Keeping the tone sombre and the colour palate pale, the film has a quiet, subtle nature, even in the height of the powerful scenes. Characters can lash out and shout at one another, a group of teens bully another to the point of complete despair, but the meaning of the story and the realisation of all that Sam has learned is saved for the last replaying of the day.

In her performance Deutch shows maturity in her emotions and draws you in from the start, even though the character isn’t your typical teenage heroine. She isn’t all that likable to begin with – yelling at her much younger sister for touching her gloves, part of the crowd that bullies Juliet – but she plays Sam with a delicate, well hidden vulnerability.

That’s not to say that she’s the worst character in her group of close friends. The leader of the group, Lindsay (Halston Sage) is the worst for bullying Juliet (Elena Kampouris) and is the perfect blend of wonderful to her friends, but awful to her target. It’s a real, uncompromising performance that reminds me of people I knew at school and she draws you in as much Zoey Deutch’s does.

Deutch and Sage aren’t the only well casted actors. Every character from Sam’s boyfriend to her childhood sweetheart and Lindsay and Sam’s other friends, all come off the screen as so real it makes other teenage films pale in comparison.

As much as I love Sage and Deutch in this film, Elena Kampouris has perhaps the best role and is arguably the most important character. Bullies for years, Juliet is isolated from the rest of her school’s student population and is seen as a weirdo and ‘freak’. People are of the opinion that she should be institutionalised, even though, as we learn as the story progresses, she isn’t mentally ill, but has been bullied to the point of trusting no one. Showing the character’s broken vulnerability and mental fragility, Kampouris brings a powerful performance and shows that the character has an inner strength. She stands up to Lindsay, Sam and their friends at a party, though it doesn’t go well for her. She isn’t the weak victim teenage victims are usually portrayed as. There’s a quiet grace to the character’s most vulnerable moments and as she becomes ever more important to the plot and Sam’s journey, you learn more about her and see more of her strength, and this helps Sam to learn about herself.

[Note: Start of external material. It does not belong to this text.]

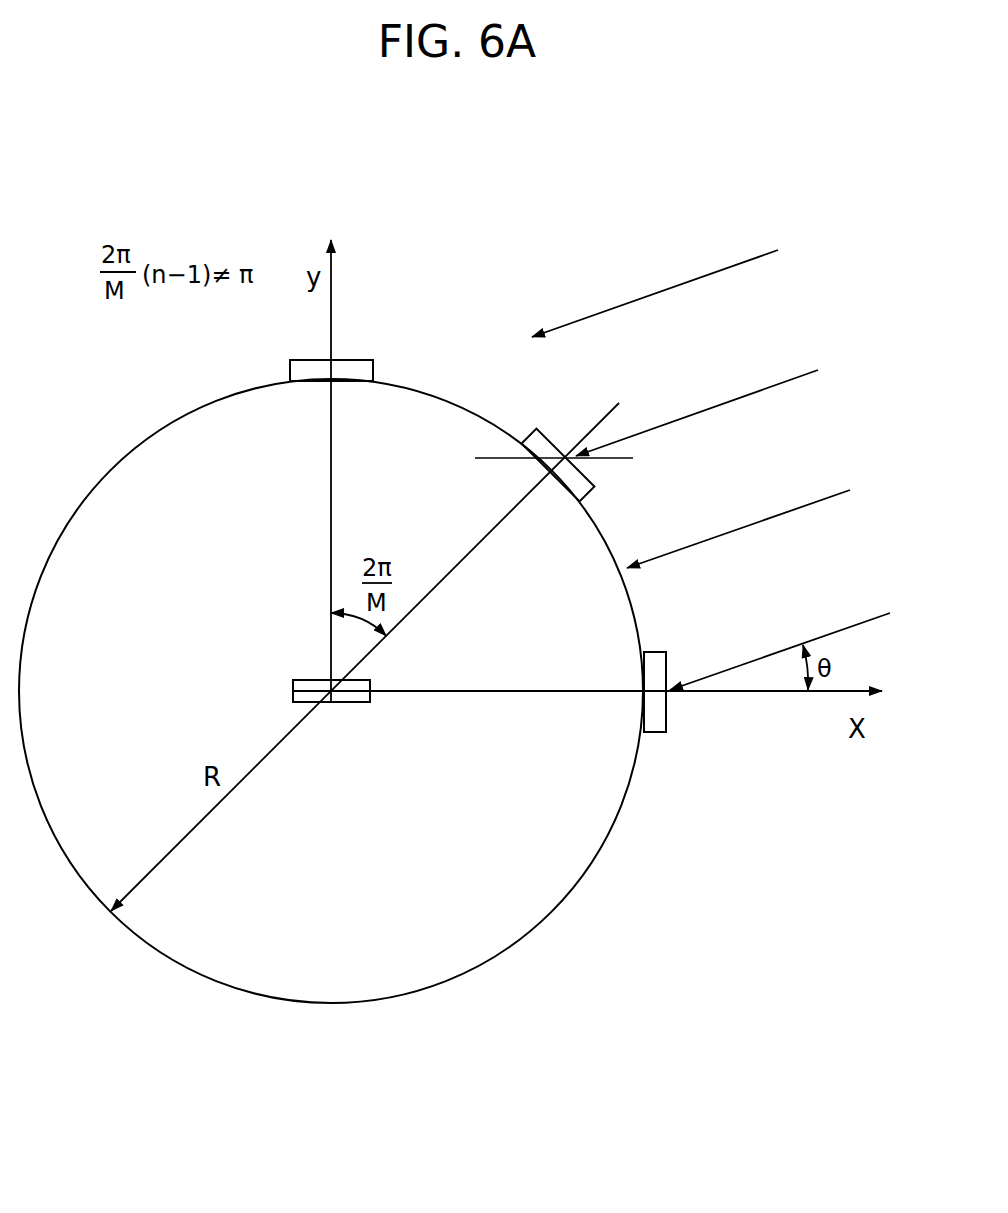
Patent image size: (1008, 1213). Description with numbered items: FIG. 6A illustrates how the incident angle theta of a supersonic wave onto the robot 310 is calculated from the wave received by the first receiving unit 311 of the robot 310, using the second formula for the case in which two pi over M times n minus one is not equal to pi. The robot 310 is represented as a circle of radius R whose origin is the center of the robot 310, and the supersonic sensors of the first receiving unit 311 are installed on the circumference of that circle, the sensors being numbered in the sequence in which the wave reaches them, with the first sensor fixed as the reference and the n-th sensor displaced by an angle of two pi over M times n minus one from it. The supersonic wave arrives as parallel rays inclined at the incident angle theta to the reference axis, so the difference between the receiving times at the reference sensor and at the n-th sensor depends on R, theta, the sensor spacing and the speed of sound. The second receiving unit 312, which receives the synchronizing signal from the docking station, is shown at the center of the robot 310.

The robot 310 is at (191, 416).
The first receiving unit 311 is at (356, 368).
The second receiving unit 312 is at (296, 684).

Stuck in the loop of the final day of her life, Sam learns who she is without the influence of those around her. She stops lying to herself about the romantic aspect of her life and learns who she is and all she can be, a life lesson that is so important to us all. There are a few typical teenage tropes that make their way into the film – the bully is blonde, the victim is frumpy and knows nothing about fashion, Sam’s boyfriend drinks too much and she has always liked her childhood sweetheart more but was lying to herself about it – but they aren’t so overbearing that it feels like a massive cliché or are distracting. It’s a beautiful story. A masterpiece in pacing and cinematography and character, Before I Fall is a must see film for all that that gets you in the heart and leaves you thinking.